Alors que le deuxième projet de loi de finances rectificative (PLFR) pour 2022 a été adopté en Conseil des ministres, mercredi 2 novembre, Gabriel Attal et Pierre Moscovici ont été auditionnés dans la foulée par la Commission des finances de l'Assemblée nationale. Le moment pour le gouvernement de présenter les "rallonges" de son "paquet législatif" présenté cet été et destiné à soutenir le pouvoir d'achat des Français. Et l'occasion pour le Haut conseil des finances publiques d'émettre son dernier avis sur les prévisions économiques de l'Etat.

Tandis qu'en séance publique, un nouveau recours au 49-3 a coupé court aux discussions sur la seconde partie du projet de loi de finances 2023, la Commission des finances a auditionné successivement quelques heures plus tôt le ministre des Comptes publics, Gabriel Attal, et le premier président de la Cour des comptes, Pierre Moscovici, sur le deuxième projet de loi de finances rectificative pour 2022 (PLFR).

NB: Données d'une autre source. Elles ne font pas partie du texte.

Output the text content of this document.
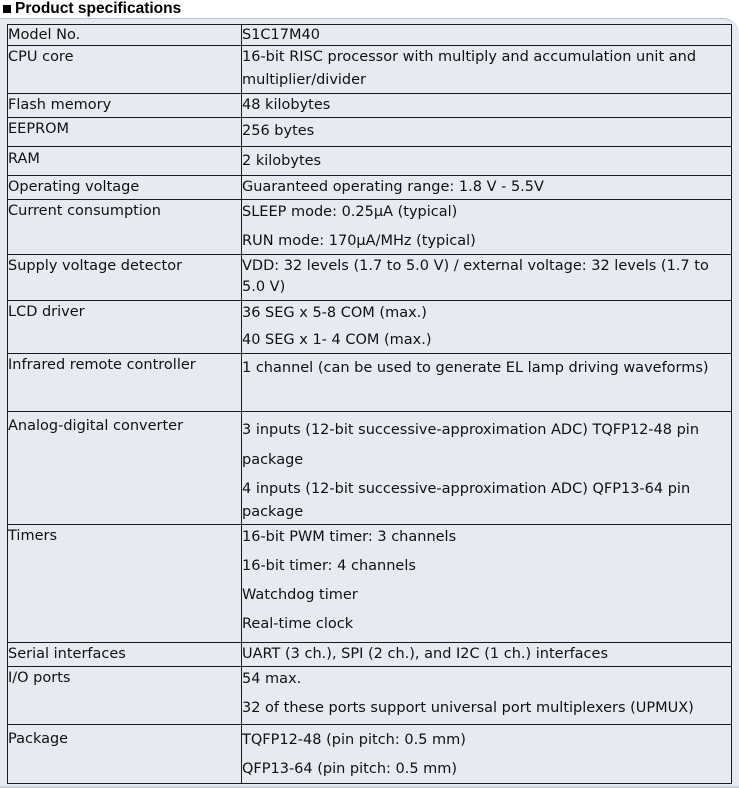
Product specifications
Model No.	S1C17M40

CPU core	16-bit RISC processor with multiply and accumulation unit and multiplier/divider

Flash memory	48 kilobytes

EEPROM	256 bytes

RAM	2 kilobytes

Operating voltage	Guaranteed operating range: 1.8 V - 5.5V

Current consumption	SLEEP mode: 0.25μA (typical)
RUN mode: 170μA/MHz (typical)

Supply voltage detector	VDD: 32 levels (1.7 to 5.0 V) / external voltage: 32 levels (1.7 to 5.0 V)

LCD driver	36 SEG x 5-8 COM (max.)
40 SEG x 1- 4 COM (max.)

Infrared remote controller	1 channel (can be used to generate EL lamp driving waveforms)

Analog-digital converter	3 inputs (12-bit successive-approximation ADC) TQFP12-48 pin package
4 inputs (12-bit successive-approximation ADC) QFP13-64 pin package

Timers	16-bit PWM timer: 3 channels
16-bit timer: 4 channels
Watchdog timer
Real-time clock

Serial interfaces	UART (3 ch.), SPI (2 ch.), and I2C (1 ch.) interfaces

I/O ports	54 max.
32 of these ports support universal port multiplexers (UPMUX)

Package	TQFP12-48 (pin pitch: 0.5 mm)
QFP13-64 (pin pitch: 0.5 mm)
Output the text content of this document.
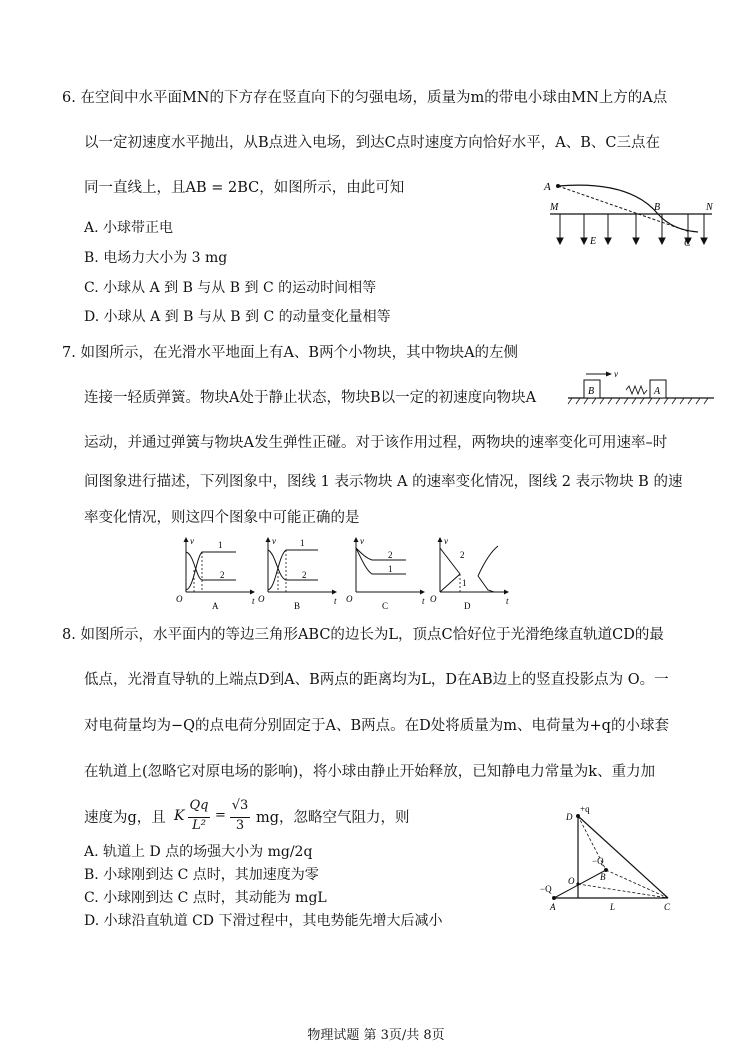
6. 在空间中水平面MN的下方存在竖直向下的匀强电场，质量为m的带电小球由MN上方的A点
以一定初速度水平抛出，从B点进入电场，到达C点时速度方向恰好水平，A、B、C三点在
同一直线上，且AB = 2BC，如图所示，由此可知
A. 小球带正电
B. 电场力大小为 3 mg
C. 小球从 A 到 B 与从 B 到 C 的运动时间相等
D. 小球从 A 到 B 与从 B 到 C 的动量变化量相等
A
M	B	N
E	C
7. 如图所示，在光滑水平地面上有A、B两个小物块，其中物块A的左侧
连接一轻质弹簧。物块A处于静止状态，物块B以一定的初速度向物块A
运动，并通过弹簧与物块A发生弹性正碰。对于该作用过程，两物块的速率变化可用速率–时
间图象进行描述，下列图象中，图线 1 表示物块 A 的速率变化情况，图线 2 表示物块 B 的速
率变化情况，则这四个图象中可能正确的是
B
v
A
v
t
O
1
2
A
v
t
O
1
2
B
v
t
O
1
2
C
v
t
O
1
2
D
8. 如图所示，水平面内的等边三角形ABC的边长为L，顶点C恰好位于光滑绝缘直轨道CD的最
低点，光滑直导轨的上端点D到A、B两点的距离均为L，D在AB边上的竖直投影点为 O。一
对电荷量均为−Q的点电荷分别固定于A、B两点。在D处将质量为m、电荷量为+q的小球套
在轨道上(忽略它对原电场的影响)，将小球由静止开始释放，已知静电力常量为k、重力加
速度为g，且 K
Qq
L²
=
√3
3 mg，忽略空气阻力，则
A. 轨道上 D 点的场强大小为 mg/2q
B. 小球刚到达 C 点时，其加速度为零
C. 小球刚到达 C 点时，其动能为 mgL
D. 小球沿直轨道 CD 下滑过程中，其电势能先增大后减小
D
+q
−Q
−Q
O	B
A	L	C
物理试题 第 3页/共 8页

Ce texte qui s'inscrit dans la continuité de la loi de finances rectificative votée en août et baptisée alors "paquet pouvoir d'achat", consiste en un allongement du pack anti-inflation mis en place par le gouvernement. Il intègre notamment de nouvelles aides face à la hausse des prix de l'énergie dans un contexte de forte inflation, estimée à 6,2% en octobre sur un an, selon les données provisoires de l'Insee. Il veille également à ajuster les crédits pour tenir les engagements de l'Etat en matière budgétaire d'ici la fin de l'année.

Un texte "plus modeste" mais ciblé, selon le gouvernement

"Ce texte, c'est la nouvelle étape du combat contre la vie chère que nous menons sans relâche depuis un an", avait déclaré mardi Gabriel Attal, à l'occasion de la présentation à la presse des grandes lignes du projet. Le gouvernement annonce 2,5 milliards d'euros en plus "pour aider les Français et certains opérateurs de l'Etat à faire face au choc énergétique (...) On pourrait presque parler de logique de rallonge ou de complément puisqu’il s’agit toujours d’aider notre pays à faire face à l’inflation", a-t-il expliqué mercredi lors de son audition

"Le 'combien ça coûte' ne laissera jamais les Français à la merci de l'inflation (...) Mais il faut distinguer les situations et les niveaux de revenus", a toutefois précisé le ministre délégué chargé des comptes publics, vantant les mérites d'un texte "plus modeste" que le précédent pack pouvoir d'achat "mais qui concentre les aides" sur ceux qui en ont le plus besoin.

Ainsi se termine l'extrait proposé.